Joint Rule 21 is legislation that passed in the Legislature in April of this year. When originally proposed by Senate Majority Leader Bart Davis, R-Idaho Falls, in March, the legislative rules changes allowed for video recordings of Idaho Senate and House sessions to be archived long term, while also allowing members of the House and Senate leadership to restrict Idahoans’ access to the broadcasting and webcasting of the proceedings, and the recordings of the proceedings themselves.

Facing concerns that the ability to close off access to legislative recordings could be abused, Davis revised the plan, presenting the Joint Rule 21 measure. According to Pisaneschi, legislative committee hearings can be restricted from recording and archiving at the discretion of a legislative committee chairman, but only under an “opt-out policy.”

“To make each recording available to the public, IPTV will prepare and upload each file to an online video server,” Pisaneschi explained. “The chamber and committee files will appear as part of a new download section of the Idaho Legislature’s website (the section will eventually appear HERE). The download site will go ‘live’ by the beginning of the 2014 legislative session and will be accessible to anyone without having to request copies. When live, the site will also offer chamber sessions and committee meetings from the 2013 session. We will begin to add files from the 2014 session within 24 hours of meeting adjournment.
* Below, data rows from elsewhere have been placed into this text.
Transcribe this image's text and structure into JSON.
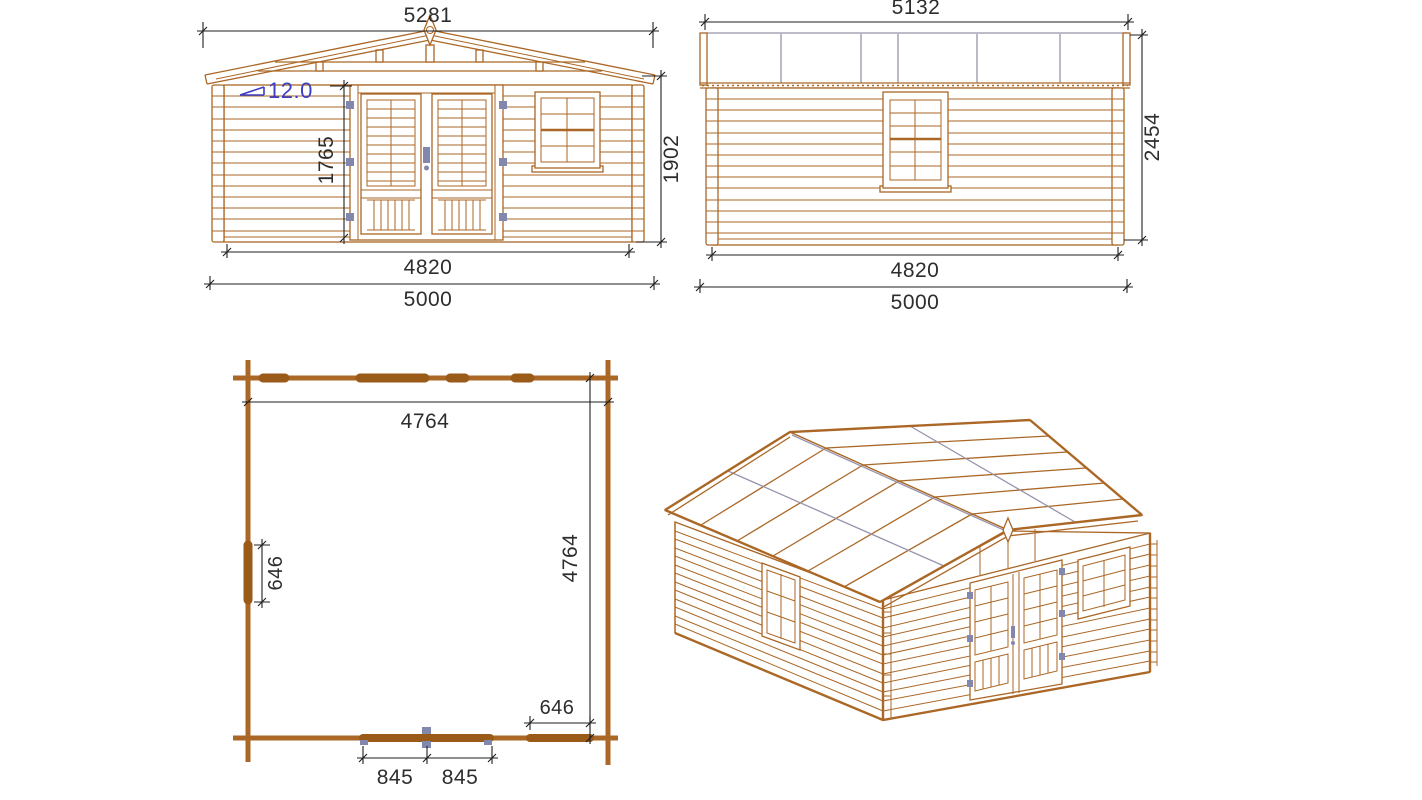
{
  "colors": {
    "paper": "#ffffff",
    "wood": "#ab6726",
    "wood_dark": "#9a5a18",
    "dim": "#1f1f1f",
    "text": "#2d2d2d",
    "blue": "#3b3fc4",
    "hinge": "#8287ad",
    "roofline": "#9793ab"
  },
  "front_view": {
    "dim_roof_width": "5281",
    "dim_roof_slope": "12.0",
    "dim_door_height": "1765",
    "dim_wall_height": "1902",
    "dim_wall_width": "4820",
    "dim_overall_width": "5000"
  },
  "side_view": {
    "dim_roof_length": "5132",
    "dim_overall_height": "2454",
    "dim_wall_length": "4820",
    "dim_overall_length": "5000"
  },
  "plan_view": {
    "dim_inner_width": "4764",
    "dim_inner_depth": "4764",
    "dim_side_window_width": "646",
    "dim_front_window_width": "646",
    "dim_door_leaf_left": "845",
    "dim_door_leaf_right": "845"
  }
}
Also available on the site will be agendas and meeting minutes.”

Pisaneschi pointed out that the long-term archiving of legislative proceedings content represents a substantial shift from IPTV’s past archiving procedures and policies.

“Prior to the legislation, our memorandum of understanding with the legislative counsel was that we were to not keep archives after a specific period of time, and after 7-10 days we'd erase all legislative recordings,” Pisanechi said. “However, at the beginning of the 2013 legislative session as we approached our first erase date, Jeff Youtz, head of the legislative services agency, asked members of the legislative counsel about this, and we in turn were asked to hold off on any erasing plans, pending the new legislative effort.”

In 2012, former IPTV General Manager Peter Morrill noted to IdahoReporter.com that only about 20 percent of the organization’s operational budget came from the Idaho state general fund.

Pisaneschi told IdahoReporter.com that operational support for the 2014 “Idaho in Session” service has been procured by the IPTV sponsorship team, which includes support from the Idaho State Broadcasters Association, “Don’t Fail Idaho” through the J.A. and Kathryn Albertson Foundation, Union Pacific Foundation, Idaho Association of Counties, Idaho Cable Telecommunication Association, Association of Idaho Cities and the Idaho Public Television Endowment. Additional funding is provided by the Idaho School Boards Association.